The final deal between the two companies included a “contingent value right” GCVRZ.O, a tradeable security that gives payouts to Genzyme investors if certain revenue targets are met, to bridge their differences.
“When we were acquiring Genzyme, we were rightly sceptical of Lemtrada, because I am not keen on paying for things that are not proven,” Viehbacher said.
“Now that we have seen the clinical trial results - I have seen them but I cannot say more because we are going to publish them in April - we are very excited about this multiple sclerosis franchise.”
Unlike older MS drugs that have to be injected daily or weekly, Lemtrada is given just once a year.
“I think Lemtrada is going to be completely different than everything else, which makes it difficult for the market to assess,” said Viehbacher.
Certainly analyst views vary widely. Morgan Stanley is forecasting 1 billion euros in peak sales for Lemtrada, while Nomura only sees $360 million.
Medical experts back Viehbacher’s view that a wider choice of treatments is needed given the unpredictable nature of MS.
“Doctors and patients are looking for multiple options because the disease is so variable,” said Tim Coetzee, chief research officer of the U.S.-based National Multiple Sclerosis Society. “A drug that is effective in some patients may not be effective in other patients.”
Yet Lemtrada’s prospects remain far from certain. During mid-stage tests the drug showed an unprecedented level of efficacy in reducing relapses over a three-year period, but this outcome was not repeated in a later-stage trial.
It can also have serious side effects, which make it likely to be prescribed only to treat more severe forms of the disease.

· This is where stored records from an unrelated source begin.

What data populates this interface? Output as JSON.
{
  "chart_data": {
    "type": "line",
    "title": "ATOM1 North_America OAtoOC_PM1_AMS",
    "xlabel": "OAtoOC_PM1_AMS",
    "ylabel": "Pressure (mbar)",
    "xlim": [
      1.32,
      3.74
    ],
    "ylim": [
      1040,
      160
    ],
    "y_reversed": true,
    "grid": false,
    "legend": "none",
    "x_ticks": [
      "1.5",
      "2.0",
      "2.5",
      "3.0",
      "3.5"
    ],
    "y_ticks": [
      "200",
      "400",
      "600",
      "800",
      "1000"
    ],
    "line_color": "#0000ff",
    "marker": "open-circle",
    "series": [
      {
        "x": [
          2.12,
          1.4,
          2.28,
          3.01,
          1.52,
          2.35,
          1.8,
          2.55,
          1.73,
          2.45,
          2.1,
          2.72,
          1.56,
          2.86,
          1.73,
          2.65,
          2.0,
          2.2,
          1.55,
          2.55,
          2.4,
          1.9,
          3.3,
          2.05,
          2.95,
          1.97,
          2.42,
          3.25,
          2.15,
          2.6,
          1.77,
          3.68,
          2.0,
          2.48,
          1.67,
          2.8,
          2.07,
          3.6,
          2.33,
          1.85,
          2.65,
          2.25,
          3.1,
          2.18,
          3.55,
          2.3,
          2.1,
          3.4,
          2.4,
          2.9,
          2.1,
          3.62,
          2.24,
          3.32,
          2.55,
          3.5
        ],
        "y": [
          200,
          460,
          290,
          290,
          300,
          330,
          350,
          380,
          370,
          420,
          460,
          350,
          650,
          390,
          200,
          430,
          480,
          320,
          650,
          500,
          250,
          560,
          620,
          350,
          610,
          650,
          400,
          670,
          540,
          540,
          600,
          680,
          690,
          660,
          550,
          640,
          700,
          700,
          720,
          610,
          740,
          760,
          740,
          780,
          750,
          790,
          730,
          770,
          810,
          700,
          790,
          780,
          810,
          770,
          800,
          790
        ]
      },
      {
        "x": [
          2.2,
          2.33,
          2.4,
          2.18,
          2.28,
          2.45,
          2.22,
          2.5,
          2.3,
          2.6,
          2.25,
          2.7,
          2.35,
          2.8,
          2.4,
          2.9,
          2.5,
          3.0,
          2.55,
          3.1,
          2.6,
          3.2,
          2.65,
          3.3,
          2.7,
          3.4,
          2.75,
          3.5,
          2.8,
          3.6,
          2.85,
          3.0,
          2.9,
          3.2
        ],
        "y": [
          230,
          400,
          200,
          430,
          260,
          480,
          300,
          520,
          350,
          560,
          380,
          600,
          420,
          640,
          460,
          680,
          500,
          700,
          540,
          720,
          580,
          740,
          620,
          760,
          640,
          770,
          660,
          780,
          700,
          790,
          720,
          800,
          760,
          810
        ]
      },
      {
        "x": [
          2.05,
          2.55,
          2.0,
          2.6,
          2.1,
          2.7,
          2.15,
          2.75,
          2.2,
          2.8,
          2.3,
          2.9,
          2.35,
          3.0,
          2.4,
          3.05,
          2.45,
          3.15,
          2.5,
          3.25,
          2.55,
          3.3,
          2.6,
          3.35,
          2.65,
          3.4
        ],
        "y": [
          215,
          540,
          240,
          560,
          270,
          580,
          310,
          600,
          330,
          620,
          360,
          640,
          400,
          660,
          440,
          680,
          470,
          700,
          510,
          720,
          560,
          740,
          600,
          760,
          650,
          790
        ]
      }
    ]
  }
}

Compared with older therapies, Aubagio has the advantage of being an oral drug. But it has produced less impressive results in clinical tests than BG-12 and Gilenya - though heart issues have recently cast a shadow over Gilenya.

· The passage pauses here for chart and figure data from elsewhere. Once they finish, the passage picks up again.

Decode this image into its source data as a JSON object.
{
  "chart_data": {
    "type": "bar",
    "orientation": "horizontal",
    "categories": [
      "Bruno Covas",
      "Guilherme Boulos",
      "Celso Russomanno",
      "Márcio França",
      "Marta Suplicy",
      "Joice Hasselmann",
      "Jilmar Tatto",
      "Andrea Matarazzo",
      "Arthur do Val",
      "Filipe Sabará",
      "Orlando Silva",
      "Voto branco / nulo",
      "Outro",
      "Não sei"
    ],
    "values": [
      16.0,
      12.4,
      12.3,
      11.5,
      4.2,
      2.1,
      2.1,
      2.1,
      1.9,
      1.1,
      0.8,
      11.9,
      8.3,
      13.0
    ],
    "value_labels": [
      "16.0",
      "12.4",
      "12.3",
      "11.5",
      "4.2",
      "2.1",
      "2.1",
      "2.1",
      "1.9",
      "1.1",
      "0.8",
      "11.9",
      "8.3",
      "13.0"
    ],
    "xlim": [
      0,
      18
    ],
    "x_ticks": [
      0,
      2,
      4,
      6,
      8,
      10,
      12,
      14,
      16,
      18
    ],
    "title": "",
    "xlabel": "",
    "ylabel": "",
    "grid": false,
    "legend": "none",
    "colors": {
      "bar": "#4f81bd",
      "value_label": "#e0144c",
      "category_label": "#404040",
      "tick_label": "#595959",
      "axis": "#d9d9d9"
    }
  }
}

In one recent study, Aubagio failed to show it was better than Rebif, a commonly used injectable interferon from Germany’s Merck KGaA (MRCG.DE), although it did have milder side effects.
“Aubagio won’t take a lot of market share ... but it could find a niche on the basis of its safety profile,” said Muzard, who is forecasting sales of around 400 million euros in 2018, compared with 2.6 billion for Gilenya.
That niche could be found among newly diagnosed patients, since around 35 to 40 percent prefer to take no medication rather than face unwanted side effects.
“Here’s the challenge: convincing patients to start therapy,” said Kevin Richard, co-founder of U.S. consultancy ClearView Healthcare Partners. “In this case Aubagio could be prescribed to patients who are not on interferons yet and who are hesitant to start injections.”
Sanofi filed Aubagio with the U.S. Food and Drug Administration in October and aims to submit it for approval in Europe in the first quarter of 2012, when it also expects to file Lemtrada with both regulators.